A black cloud was over our heads, and we perceived that for some time it was rapidly descending. The main body then remained stationary, and a certain portion of it continued bellying down until it had a.s.sumed the form of an enormous jelly-bag. From the end of this bag a thin, wiry, black tongue of vapour continued to descend until it had arrived half-way between the cloud and the sea. The water beneath, then ruffled on its surface, increasing its agitation more and more until it boiled and bubbled like a large cauldron, throwing its foam aside in every direction. In a few minutes a small spiral thread of water was perceived to rise into the air, and meet the tongue which had wooed it from the cloud. When the union had taken place, the thread increased each moment in size, until it was swelled into a column of water several feet in diameter, which continued to supply the thirsty cloud until it was satiated and could drink no more. It then broke, the sea became smooth as before, and the messenger of heaven flew away upon the wings of the wind, to dispense its burden over the parched earth in refreshing and fertilising showers.

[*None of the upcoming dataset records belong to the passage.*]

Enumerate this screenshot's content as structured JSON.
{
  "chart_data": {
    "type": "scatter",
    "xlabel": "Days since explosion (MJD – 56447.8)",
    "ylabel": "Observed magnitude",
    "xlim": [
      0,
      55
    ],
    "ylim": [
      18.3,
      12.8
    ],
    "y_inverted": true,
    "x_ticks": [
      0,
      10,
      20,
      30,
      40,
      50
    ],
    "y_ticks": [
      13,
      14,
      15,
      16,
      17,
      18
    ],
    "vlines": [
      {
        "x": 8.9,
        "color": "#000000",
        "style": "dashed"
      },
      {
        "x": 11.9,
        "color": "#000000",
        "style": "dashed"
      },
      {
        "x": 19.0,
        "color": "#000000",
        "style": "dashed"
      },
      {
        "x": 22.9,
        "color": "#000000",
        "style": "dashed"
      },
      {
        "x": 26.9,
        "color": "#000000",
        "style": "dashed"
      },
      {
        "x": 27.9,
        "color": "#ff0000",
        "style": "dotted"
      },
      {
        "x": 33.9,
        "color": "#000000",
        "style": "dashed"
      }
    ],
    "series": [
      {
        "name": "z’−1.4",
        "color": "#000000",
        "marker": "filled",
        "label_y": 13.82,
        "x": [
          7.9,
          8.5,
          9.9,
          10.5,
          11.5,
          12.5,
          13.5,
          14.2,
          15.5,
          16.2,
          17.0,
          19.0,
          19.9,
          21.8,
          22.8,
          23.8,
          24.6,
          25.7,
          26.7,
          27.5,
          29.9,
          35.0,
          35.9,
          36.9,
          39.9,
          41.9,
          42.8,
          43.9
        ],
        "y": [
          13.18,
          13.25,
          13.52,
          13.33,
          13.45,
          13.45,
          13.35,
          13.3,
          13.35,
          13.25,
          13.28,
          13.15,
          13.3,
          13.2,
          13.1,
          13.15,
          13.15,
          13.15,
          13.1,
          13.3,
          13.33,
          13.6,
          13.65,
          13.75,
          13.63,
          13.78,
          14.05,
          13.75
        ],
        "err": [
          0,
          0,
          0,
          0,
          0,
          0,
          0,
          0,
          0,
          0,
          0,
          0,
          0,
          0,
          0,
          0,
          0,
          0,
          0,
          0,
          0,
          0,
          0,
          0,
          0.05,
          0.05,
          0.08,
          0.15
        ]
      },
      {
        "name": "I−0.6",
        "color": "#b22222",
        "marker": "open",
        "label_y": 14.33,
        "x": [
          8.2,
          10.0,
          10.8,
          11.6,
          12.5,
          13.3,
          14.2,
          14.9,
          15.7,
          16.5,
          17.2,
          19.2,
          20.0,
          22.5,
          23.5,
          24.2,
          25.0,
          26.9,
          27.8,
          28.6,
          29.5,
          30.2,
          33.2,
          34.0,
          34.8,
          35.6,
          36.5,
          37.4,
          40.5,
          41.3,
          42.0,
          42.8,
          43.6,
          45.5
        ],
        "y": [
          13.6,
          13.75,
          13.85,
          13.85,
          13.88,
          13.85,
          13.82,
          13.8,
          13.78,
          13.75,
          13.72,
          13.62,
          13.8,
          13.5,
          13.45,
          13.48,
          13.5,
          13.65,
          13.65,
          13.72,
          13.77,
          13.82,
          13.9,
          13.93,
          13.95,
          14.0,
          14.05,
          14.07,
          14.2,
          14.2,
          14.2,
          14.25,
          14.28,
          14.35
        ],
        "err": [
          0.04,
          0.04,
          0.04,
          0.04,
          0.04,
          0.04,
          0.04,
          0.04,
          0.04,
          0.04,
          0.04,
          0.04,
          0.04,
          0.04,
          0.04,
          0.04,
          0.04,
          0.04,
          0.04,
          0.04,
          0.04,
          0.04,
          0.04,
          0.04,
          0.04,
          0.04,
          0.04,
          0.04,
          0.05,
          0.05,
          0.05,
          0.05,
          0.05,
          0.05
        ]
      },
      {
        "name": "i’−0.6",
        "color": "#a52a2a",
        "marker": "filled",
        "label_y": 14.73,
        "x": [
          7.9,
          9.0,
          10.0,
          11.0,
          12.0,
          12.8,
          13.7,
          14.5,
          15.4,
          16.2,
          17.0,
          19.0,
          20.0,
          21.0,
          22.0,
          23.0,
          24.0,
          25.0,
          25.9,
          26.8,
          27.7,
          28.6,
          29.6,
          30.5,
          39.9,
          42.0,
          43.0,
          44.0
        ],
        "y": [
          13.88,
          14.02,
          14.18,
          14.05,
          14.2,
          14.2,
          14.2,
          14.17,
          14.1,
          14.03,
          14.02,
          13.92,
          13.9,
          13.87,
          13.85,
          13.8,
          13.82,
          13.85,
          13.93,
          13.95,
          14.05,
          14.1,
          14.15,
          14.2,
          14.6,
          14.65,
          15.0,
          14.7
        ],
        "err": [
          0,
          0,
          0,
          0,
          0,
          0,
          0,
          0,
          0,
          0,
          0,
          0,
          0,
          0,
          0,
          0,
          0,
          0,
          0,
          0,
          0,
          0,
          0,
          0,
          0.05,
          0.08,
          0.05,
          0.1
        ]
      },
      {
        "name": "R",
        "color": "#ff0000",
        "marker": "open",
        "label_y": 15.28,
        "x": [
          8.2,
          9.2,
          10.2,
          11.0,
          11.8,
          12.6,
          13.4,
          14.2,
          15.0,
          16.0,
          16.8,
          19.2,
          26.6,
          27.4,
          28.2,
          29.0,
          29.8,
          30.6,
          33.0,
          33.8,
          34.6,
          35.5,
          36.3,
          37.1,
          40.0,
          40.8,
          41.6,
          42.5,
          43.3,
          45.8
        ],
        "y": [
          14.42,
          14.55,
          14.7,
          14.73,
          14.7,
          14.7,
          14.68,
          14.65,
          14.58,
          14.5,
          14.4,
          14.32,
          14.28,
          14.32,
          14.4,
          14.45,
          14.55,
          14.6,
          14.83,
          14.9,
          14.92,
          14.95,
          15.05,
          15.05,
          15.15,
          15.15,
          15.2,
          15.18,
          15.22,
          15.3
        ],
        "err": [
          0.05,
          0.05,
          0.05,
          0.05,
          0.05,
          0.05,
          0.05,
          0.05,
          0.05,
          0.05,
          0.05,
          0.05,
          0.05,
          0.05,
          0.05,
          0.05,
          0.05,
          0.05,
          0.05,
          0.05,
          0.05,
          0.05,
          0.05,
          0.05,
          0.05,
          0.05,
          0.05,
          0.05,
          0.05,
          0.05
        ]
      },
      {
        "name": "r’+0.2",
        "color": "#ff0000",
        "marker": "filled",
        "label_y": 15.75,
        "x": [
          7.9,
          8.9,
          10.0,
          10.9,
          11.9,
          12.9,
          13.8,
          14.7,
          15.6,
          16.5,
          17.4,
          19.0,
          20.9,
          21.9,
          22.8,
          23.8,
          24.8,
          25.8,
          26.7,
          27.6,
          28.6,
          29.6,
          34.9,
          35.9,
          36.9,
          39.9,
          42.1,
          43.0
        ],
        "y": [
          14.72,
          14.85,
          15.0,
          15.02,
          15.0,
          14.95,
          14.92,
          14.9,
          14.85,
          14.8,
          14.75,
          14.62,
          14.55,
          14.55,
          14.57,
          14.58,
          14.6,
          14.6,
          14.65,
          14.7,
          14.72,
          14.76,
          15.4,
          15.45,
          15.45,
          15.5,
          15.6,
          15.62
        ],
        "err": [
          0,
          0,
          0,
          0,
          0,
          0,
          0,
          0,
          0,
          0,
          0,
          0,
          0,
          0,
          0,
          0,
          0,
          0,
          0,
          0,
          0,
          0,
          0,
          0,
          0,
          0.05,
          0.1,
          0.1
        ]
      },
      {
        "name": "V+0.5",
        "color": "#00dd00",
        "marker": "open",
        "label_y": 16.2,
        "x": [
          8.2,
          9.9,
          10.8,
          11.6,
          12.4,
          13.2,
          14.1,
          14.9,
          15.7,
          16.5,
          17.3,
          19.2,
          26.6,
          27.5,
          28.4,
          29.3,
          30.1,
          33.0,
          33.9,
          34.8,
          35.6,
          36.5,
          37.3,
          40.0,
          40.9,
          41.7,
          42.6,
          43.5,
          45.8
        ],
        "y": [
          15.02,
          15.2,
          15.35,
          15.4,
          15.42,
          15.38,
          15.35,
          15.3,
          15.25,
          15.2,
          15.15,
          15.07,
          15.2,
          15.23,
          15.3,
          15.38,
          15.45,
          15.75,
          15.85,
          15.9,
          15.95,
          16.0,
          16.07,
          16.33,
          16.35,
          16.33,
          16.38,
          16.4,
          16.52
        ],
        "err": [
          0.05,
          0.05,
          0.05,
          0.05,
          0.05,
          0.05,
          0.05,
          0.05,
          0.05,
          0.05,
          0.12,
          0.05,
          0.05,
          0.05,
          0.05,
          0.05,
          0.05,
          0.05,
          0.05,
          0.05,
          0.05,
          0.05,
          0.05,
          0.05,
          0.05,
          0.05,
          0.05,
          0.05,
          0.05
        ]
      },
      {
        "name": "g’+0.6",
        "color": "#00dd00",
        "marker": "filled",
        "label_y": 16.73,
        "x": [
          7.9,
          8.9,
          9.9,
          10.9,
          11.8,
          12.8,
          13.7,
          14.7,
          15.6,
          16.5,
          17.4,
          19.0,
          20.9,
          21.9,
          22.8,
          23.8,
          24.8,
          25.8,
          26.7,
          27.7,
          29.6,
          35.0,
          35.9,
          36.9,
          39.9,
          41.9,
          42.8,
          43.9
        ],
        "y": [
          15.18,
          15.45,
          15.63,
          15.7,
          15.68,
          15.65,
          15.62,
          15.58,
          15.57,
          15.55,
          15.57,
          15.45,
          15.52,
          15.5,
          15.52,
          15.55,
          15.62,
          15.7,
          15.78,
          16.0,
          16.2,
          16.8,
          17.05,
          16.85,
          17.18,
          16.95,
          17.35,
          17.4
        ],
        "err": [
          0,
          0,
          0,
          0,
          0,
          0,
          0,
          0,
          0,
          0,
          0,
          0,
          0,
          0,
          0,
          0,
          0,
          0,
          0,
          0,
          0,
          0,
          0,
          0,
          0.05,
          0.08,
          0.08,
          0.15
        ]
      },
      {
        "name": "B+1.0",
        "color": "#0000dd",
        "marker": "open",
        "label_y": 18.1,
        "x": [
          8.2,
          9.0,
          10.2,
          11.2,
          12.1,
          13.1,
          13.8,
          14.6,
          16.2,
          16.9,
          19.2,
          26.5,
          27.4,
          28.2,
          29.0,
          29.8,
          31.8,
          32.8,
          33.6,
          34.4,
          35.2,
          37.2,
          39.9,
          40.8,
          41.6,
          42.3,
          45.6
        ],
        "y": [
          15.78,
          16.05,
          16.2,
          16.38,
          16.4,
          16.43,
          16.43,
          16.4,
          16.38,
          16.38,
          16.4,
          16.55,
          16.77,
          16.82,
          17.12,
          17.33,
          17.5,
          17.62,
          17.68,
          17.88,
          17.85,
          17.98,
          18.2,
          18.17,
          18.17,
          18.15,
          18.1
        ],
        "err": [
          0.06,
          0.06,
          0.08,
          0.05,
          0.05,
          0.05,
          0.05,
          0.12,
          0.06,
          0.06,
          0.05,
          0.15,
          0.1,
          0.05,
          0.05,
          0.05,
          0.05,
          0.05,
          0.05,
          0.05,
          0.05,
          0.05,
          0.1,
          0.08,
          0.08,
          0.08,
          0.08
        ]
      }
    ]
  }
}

While I was standing at the taffrail in admiration of this wonderful resource of nature, the main boom gybed and struck me with such force, that I was thrown into the sea. Another waterspout forming close to the vessel, the captain and crew were alarmed and made all sail to escape, without regarding me; for they were aware that if it should happen to break over them, they would be sent to the bottom with its enormous weight. I had scarcely risen to the surface, when I perceived that the water was in agitation round me, and all my efforts to swim from the spot were unavailing, for I was within the circle of attraction. Thus was I left to my fate, and convinced that I could not swim for many minutes, I swallowed the salt water as fast as I could, that my struggles might the sooner be over.

But as the sea boiled up, I found myself gradually drawn more to the centre, and when exactly in it, I was raised in a sitting posture upon the spiral thread of water, which, as I explained to your highness, forced itself upwards to join the tongue protruded by the cloud. There I sat, each second rising higher and higher, balanced like the gilt ball of pith, which is borne up by the vertical stream of the fountain which plays in the inner court of your highness's palace. I cast my eyes down, and perceived the vessel not far off, the captain and crew holding up their eyes in amazement at the extraordinary spectacle.